Changkat Bukit Bintang, Chow Kit, Jalan Alor, Jalan Hicks, and Jalan Thamibipilly in the Brickfields area are known red-light districts. Street walkers operate around Jalan Petaling. Another well-known place among locals is Desa Sri Hartamas located in the Segambut district, where massage parlours can also be found.

In the Klang Valley, Chinese, Vietnamese, Thais, and Cambodians work as Guest Relations Officers (GROs) in the karaoke and bars. After being brought a few drinks they will negotiate a price for sex.
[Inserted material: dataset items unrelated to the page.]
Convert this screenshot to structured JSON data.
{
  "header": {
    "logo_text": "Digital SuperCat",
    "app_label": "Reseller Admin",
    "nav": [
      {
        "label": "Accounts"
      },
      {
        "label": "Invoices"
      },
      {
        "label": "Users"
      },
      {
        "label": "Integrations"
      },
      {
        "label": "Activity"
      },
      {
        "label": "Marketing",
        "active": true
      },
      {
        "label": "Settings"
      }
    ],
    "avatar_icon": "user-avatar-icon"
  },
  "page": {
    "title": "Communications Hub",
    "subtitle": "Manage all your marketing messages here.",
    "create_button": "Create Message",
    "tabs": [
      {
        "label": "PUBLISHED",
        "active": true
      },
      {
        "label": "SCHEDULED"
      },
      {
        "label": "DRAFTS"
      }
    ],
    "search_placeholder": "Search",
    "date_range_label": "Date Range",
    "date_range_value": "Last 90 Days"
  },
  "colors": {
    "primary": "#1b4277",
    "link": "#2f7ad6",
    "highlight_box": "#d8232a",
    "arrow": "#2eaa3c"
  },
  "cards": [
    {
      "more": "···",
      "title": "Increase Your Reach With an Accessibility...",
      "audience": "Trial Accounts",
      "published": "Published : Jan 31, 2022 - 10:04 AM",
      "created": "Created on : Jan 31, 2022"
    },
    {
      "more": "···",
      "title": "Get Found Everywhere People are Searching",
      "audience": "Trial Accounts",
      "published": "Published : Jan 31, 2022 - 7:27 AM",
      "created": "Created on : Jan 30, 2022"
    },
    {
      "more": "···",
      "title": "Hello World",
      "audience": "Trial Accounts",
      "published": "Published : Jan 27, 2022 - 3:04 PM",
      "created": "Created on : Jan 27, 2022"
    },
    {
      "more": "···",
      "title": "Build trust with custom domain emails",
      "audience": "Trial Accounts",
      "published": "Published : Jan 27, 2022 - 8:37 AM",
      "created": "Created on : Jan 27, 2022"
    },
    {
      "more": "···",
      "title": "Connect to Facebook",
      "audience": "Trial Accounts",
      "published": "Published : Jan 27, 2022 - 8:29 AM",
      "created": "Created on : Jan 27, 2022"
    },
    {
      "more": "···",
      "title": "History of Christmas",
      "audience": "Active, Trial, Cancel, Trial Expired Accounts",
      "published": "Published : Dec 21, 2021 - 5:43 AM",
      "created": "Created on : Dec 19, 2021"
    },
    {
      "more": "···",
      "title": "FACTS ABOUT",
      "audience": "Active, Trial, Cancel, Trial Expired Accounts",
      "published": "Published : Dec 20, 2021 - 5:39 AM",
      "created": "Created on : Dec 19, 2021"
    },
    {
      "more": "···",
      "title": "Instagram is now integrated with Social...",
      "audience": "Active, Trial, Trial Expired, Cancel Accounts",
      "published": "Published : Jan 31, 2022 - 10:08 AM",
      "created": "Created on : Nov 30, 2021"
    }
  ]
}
Indonesians work as dancers/prostitutes in the Dangdut Pubs. African prostitutes try to pick up customers outside nightclubs in Bukit Bintang, Jalan Sultan Ismail, and Jalan Imbi. There are also a number of escort agencies.

==Johor Bahru==
Johor Bahru is notorious as a sleazy border town since the 1980s. The underground sex services has a huge demand from foreign migrant workers and Singaporeans. Known red light districts in Johor Bahru are Johor Bahru City Square, Wong Ah Fook Street, Jalan Meldrum, Kotaraya, and Taman Sentosa.

==Sex trafficking==

Demand for prostitution has created a problem of people trafficking for the purpose of forced prostitution from China and Vietnam, even as far as Uganda. A 2009 study by a church estimated that there were 30–32,000 victims of trafficking in the Sabah area alone. Victims are detained without access to legal, medical or social services in 'protective shelters'. After 90 days they are usually deported.

Child prostitution and trafficking is also a problem.

The United States Department of State Office to Monitor and Combat Trafficking in Persons ranks Malaysia as a 'Tier 2 Watch List' country.

=== Malaysian prostitutes in foreign countries ===
In 2004 the United States Department of State reported that some Malaysian women and girls had been trafficked for sexual purposes, mostly to Singapore, Macau, Hong Kong, and Taiwan, but also to Japan, Australia, Canada, and the United States.